Part of the problem is uncertainty that US and Iraqi leaders even have the same objectives. The Bush administration favors reconciliation, in the form of an Iraqi government representative of the country's major ethnic and religious groups: Shiites, Sunni Arabs and Kurds.
But the heavy-handed approach taken by al-Maliki's Shiite-dominated government toward Saddam's execution has raised questions about its commitment to reconciliation, some experts say.
Brian Katulis, director of democracy and public diplomacy with the Center for US Progress, a research and advocacy group, said that he could not reconcile al-Maliki's approach, which caused outrage among Iraq's Sunnis, "with his stated expression in favor of national unity."
Bush's new Iraq strategy also calls on al-Maliki to complement an expected US troop increase with an increase in Iraqi troops. But already, administration officials acknowledge that doubts remain about whether the promised Iraqi force, to be made up of Kurdish pesh merga militia units from northern Iraq, will actually show up in Baghdad committed to quelling sectarian fighting.
The US has requested more Iraqi troops in the past and then been disappointed.
Last summer, US military commanders asked for six Iraqi battalions, as part of an effort aimed at quelling violence in Baghdad.
But that effort foundered when the US and Iraqi authorities failed to marshal sufficient forces to hold neighborhoods after they were cleared of insurgents and militias.
"I do think it's a very serious problem in Iraq, because so much of what we need done depends on the Iraqis," said Daniel Serwer, the former diplomat who served as executive director of the bipartisan Iraq Study Group.
To be sure, the US is not without significant leverage -- 140,000 US troops -- to prod Iraqi leaders to dance to the US tune.
Zalmay Khalilzad, the outgoing US ambassador to Iraq, has often sought to warn Iraq's leaders that US support is not unlimited. But that effort has not had much resonance, Iraq experts say, in part because Bush has repeatedly assured the Iraqi leadership that the US will not desert Iraq.

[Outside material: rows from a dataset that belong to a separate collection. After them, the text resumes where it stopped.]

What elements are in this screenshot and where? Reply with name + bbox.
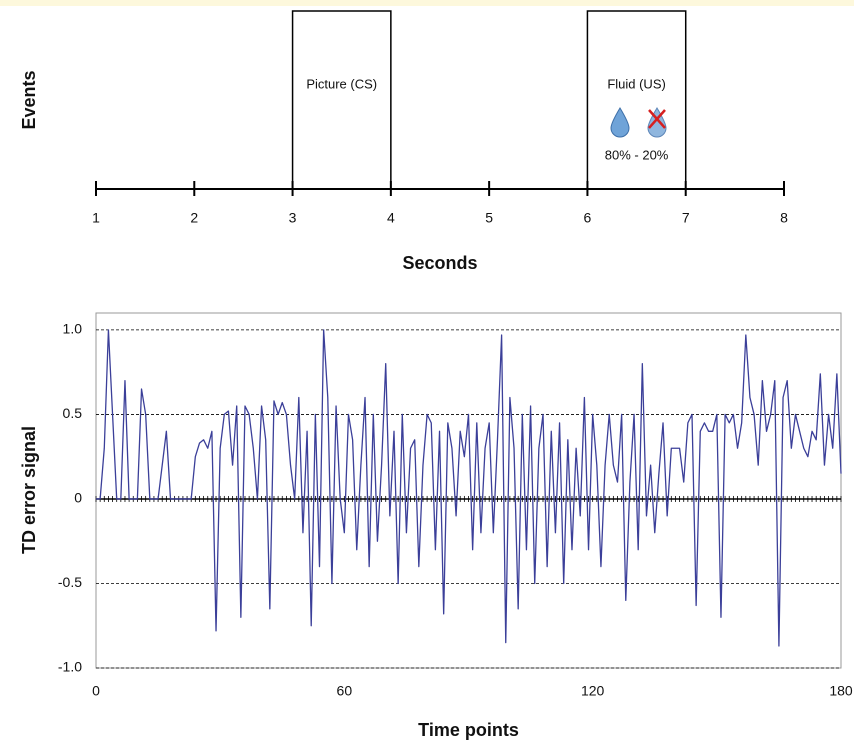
top-band [0, 0, 854, 6]
x-tick-label: 0 [92, 683, 100, 699]
x-tick-label: 4 [387, 210, 395, 226]
data-line [96, 329, 842, 647]
y-tick-label: 1.0 [63, 321, 83, 337]
y-tick-label: 0 [74, 490, 82, 506]
x-tick-label: 180 [829, 683, 853, 699]
x-axis-title: Seconds [402, 253, 477, 273]
y-axis-title: Events [19, 70, 39, 129]
y-tick-label: 0.5 [63, 405, 83, 421]
y-axis-title: TD error signal [19, 426, 39, 554]
x-tick-label: 60 [337, 683, 353, 699]
event-label: Fluid (US) [607, 76, 666, 91]
x-tick-label: 120 [581, 683, 605, 699]
event-label: Picture (CS) [306, 76, 377, 91]
plot-frame [95, 312, 842, 669]
y-tick-label: -0.5 [58, 574, 82, 590]
x-tick-label: 7 [682, 210, 690, 226]
drop-icons [610, 107, 667, 138]
x-tick-label: 3 [289, 210, 297, 226]
y-tick-label: -1.0 [58, 659, 82, 675]
x-tick-label: 1 [92, 210, 100, 226]
event-box [586, 10, 687, 189]
event-box [291, 10, 392, 189]
event-annotation: 80% - 20% [605, 147, 669, 162]
x-tick-label: 5 [485, 210, 493, 226]
x-tick-label: 8 [780, 210, 788, 226]
x-tick-label: 6 [584, 210, 592, 226]
x-tick-label: 2 [190, 210, 198, 226]
x-axis-title: Time points [418, 720, 519, 740]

"We're totally going to have to start being a little more arbitrary," Pollack of the Brookings Institution said. "We hand them back sovereignty, and now we continue to live by that charade."
He said that with the exception of the radical anti-US cleric Moqtada al-Sadr, most of the Shiite militia leaders do not want to see the US pull out of Iraq, and that the US should try to use that sentiment as a lever to push its agenda.
Certainly, the Bush administration could have forced the issue of Saddam's execution, to delay it; he was, after all, in US custody, and it was an US unit that turned him over to Iraqi officials in the early hours of Dec. 30.
"My guess is if we really wanted to delay the execution of Saddam, we could have done it," said Serwer, who is also a vice president at the US Institute of Peace.
But, Serwer said, "you can't do that every day," or US officials would undercut their own protestations that Iraq is sovereign.